There is an undeniable cleanliness, relief and sensibility when Jude finally releases himself from his pain. To say there is a justice isn’t right because there is nothing just, fair or for good reason about his life experiences up until he turns 16 (and their everlasting ripple effects), and because despite the acquiring of unconditional love, the opportunity to test this love on sturdy adoptive parents in his 50s and to see them still standing, whole and begging to keep him alive, he is unable to do so. Paired with the realisation that he is loved so deeply, which represents, in some ways, a cosmic release from his torment caused by continuing to stay alive—a partial resolution of his pain—is Jude's conviction of his own debt, owed in exchange for having been chosen or loved. But for Jude, the price for his gratitude is ultimate and totalising—his life—and despite his efforts to fulfil what he sees as his obligations, his failure to do so aligns with the belief he has even at his death: that he has been deceptive about who he is and that he is undeserving of the love he has received, which could or should be withdrawn. And so, we feel he is finally at peace.  

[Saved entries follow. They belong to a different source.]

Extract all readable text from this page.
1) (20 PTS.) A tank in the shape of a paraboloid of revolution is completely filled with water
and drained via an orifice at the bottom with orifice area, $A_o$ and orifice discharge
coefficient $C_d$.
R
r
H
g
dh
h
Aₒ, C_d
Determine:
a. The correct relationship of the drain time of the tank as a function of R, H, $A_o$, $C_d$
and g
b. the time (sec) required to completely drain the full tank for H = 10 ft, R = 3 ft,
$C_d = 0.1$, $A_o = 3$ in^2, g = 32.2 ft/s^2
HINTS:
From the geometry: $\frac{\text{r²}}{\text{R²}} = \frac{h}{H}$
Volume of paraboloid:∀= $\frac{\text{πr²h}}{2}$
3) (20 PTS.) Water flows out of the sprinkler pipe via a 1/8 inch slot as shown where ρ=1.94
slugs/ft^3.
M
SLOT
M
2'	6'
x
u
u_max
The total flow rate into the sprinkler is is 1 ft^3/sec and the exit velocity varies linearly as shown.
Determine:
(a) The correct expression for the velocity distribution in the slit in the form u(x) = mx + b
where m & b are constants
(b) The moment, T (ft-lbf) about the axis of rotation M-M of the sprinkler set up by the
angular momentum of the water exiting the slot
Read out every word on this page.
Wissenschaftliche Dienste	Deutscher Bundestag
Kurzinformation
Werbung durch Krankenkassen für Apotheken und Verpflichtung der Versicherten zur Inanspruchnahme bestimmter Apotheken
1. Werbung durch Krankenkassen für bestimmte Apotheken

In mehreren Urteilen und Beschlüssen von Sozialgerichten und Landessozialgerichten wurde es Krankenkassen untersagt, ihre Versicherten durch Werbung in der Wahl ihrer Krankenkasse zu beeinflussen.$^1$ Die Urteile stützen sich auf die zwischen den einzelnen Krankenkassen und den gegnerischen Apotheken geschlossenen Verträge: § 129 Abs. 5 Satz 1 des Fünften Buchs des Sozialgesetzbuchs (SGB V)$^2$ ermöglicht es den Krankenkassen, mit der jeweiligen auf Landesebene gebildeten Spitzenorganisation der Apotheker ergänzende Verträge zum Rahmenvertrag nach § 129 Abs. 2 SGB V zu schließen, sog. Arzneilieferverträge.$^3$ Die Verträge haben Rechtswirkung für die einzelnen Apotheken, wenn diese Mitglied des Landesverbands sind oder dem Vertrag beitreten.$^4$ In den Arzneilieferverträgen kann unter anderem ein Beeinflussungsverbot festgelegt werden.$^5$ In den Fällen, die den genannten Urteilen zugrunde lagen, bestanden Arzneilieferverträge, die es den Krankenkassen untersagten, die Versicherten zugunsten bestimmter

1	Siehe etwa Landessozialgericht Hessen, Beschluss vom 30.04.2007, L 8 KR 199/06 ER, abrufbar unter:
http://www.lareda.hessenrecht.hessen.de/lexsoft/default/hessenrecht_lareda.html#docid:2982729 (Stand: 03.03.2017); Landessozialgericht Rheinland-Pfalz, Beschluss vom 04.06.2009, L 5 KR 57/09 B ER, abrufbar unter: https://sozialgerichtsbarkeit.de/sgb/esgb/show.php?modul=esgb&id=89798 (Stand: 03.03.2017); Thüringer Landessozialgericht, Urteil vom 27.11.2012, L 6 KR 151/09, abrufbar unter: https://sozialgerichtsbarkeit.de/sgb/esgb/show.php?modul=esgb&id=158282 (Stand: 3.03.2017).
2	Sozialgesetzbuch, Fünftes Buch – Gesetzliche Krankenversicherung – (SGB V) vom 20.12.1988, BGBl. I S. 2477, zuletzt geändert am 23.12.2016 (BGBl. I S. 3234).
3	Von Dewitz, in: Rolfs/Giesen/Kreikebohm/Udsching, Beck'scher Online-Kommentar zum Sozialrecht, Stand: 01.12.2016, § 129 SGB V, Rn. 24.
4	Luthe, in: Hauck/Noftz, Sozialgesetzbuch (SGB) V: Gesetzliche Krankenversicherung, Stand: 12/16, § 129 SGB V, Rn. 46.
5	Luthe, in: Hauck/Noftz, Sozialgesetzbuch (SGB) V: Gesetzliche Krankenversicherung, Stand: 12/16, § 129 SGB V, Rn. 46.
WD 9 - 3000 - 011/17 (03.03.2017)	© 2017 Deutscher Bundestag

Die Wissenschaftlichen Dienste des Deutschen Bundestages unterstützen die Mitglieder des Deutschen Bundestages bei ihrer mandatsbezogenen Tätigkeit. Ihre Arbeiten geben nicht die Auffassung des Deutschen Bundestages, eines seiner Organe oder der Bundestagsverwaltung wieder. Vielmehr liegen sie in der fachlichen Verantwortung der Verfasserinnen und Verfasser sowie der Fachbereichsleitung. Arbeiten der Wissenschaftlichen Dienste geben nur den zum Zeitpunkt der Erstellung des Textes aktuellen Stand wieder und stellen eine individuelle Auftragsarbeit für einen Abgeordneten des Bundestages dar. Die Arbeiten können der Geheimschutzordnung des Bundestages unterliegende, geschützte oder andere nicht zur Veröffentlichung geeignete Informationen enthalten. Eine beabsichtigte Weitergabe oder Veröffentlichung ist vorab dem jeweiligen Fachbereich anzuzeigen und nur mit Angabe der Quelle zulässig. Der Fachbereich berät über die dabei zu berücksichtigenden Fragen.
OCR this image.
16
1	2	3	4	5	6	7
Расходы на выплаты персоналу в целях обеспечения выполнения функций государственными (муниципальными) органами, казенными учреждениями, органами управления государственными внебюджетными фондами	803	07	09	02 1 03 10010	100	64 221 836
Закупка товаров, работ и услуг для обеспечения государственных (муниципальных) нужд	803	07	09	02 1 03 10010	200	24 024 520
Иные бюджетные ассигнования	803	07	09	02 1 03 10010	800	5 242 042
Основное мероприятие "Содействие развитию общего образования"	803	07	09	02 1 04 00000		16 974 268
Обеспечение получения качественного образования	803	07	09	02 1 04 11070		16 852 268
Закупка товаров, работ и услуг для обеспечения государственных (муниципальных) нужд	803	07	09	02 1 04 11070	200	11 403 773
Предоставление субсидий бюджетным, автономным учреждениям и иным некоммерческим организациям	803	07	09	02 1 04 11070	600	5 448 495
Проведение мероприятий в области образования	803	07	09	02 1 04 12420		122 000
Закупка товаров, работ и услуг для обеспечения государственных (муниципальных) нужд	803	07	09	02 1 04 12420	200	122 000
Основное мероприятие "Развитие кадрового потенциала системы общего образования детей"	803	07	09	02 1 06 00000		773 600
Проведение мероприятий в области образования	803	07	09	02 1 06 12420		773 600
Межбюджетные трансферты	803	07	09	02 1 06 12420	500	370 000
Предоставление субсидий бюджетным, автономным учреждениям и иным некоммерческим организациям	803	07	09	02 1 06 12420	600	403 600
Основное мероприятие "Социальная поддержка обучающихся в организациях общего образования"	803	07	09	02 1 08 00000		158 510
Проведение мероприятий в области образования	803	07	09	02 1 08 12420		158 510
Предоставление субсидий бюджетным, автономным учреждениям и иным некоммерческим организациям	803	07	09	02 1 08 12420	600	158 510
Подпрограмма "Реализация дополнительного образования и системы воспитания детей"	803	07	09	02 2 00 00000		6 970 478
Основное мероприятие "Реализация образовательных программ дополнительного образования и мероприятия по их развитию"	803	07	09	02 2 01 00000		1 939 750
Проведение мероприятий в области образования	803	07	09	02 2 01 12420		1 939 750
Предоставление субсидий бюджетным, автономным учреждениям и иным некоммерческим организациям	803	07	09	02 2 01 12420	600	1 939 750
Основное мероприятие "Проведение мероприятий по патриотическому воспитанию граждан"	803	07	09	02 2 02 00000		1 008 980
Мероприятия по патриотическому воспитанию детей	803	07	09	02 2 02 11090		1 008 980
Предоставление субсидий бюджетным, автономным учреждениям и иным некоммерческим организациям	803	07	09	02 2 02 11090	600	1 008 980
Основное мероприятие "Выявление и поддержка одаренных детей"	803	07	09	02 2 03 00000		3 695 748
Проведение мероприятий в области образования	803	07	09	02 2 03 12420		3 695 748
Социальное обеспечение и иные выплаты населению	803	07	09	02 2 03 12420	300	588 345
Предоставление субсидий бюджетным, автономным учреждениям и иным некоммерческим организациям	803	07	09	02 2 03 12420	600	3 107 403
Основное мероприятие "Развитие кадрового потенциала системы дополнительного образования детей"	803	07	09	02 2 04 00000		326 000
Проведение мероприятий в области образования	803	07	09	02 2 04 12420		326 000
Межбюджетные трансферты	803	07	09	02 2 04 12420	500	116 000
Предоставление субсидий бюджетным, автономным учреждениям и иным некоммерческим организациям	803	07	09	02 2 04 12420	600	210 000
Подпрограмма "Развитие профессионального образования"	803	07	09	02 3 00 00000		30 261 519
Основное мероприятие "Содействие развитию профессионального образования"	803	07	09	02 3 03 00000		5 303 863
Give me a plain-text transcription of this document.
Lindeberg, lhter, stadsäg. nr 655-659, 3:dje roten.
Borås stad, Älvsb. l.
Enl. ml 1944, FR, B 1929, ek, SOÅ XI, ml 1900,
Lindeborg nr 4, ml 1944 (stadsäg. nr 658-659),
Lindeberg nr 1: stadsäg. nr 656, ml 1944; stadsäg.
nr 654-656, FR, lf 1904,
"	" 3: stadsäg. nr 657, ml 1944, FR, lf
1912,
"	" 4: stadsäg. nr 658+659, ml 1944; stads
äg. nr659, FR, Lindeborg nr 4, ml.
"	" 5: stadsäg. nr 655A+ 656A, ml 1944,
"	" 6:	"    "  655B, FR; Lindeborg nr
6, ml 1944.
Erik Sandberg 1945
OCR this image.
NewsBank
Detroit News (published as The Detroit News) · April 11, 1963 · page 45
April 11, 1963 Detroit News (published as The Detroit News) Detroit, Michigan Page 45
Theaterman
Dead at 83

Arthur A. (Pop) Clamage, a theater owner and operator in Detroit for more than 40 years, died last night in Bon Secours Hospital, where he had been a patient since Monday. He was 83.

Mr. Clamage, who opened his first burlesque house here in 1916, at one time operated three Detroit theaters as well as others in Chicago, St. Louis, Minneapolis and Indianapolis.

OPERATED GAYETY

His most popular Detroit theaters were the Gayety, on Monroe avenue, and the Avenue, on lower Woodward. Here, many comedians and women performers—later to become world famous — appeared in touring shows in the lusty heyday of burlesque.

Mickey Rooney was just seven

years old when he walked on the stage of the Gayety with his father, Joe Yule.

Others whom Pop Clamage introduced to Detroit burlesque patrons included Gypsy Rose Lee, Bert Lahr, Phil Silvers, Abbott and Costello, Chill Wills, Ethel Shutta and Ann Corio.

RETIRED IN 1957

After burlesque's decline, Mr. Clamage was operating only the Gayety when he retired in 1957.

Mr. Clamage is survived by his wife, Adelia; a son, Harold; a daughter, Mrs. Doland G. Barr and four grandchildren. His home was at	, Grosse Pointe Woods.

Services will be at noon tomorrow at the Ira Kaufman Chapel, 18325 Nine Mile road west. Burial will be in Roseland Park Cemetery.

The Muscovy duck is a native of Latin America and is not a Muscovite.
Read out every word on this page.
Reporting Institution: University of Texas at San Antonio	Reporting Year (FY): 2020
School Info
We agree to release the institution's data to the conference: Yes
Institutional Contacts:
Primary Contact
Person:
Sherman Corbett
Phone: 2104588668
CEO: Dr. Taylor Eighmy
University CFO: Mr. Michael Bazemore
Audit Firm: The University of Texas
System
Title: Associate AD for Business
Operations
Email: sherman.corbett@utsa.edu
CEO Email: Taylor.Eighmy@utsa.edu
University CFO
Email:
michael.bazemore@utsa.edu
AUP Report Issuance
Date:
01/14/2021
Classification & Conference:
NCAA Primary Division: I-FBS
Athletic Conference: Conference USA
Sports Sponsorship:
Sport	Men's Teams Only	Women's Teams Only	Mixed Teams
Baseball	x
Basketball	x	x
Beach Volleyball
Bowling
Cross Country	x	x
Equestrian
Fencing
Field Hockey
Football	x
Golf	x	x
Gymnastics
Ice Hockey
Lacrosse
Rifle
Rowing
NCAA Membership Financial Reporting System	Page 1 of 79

As such, another argument runs through the book: that maybe we have wrongly valued life as living for oneself and maybe it is the people around us who love us specifically and especially that tether us to the world and maybe that is natural and normal and not ill. Throughout the book is the spectre of what ifs: if that one abuse hadn’t taken place, if that one person hadn’t died when they had, etc., could Jude’s life have been endured? And then we again face the question if life should be “endured” or “survived” at all and that some people, who are given early love and stability, confidence in their existence are just lucky and can live life, where hardships are sandwiched between happy years, while those who haven’t been so lucky must try to balance the scales to determine what is less torturous and thus what is more kind: living (enduring, surviving) or not living. It is necessary for us as a society to believe in therapy and medicine and love and that these should always provide a person with the right tools to continue working to the goal of staying alive because if we don’t unquestionably accept that these life rafts can save anybody, we open the possibility of doubt and with this doubt, comes the risk that some people may be worth giving up on. And with that shameful thought may follow the acceptance of the possible (unacceptable) death of those we love and with that acceptance comes the risk of complicity and with that, guilt and failure against this universally accepted and righteous goal. And yet, we don't give up but learn to live with it differently. 

The outcome of the novel reminded me of what Michael Pederson said to me when I asked him about his friendship with Scott Hutchison at his book reading a few months ago, which has stayed with me: that being Scott’s friend came with the understanding, acceptance, that losing him to suicide was always there as a possibility and it could happen abruptly, with no clues or opportunity for intervention and this came with the territory of loving him and and enjoying life with him for every day in which he chose to be alive.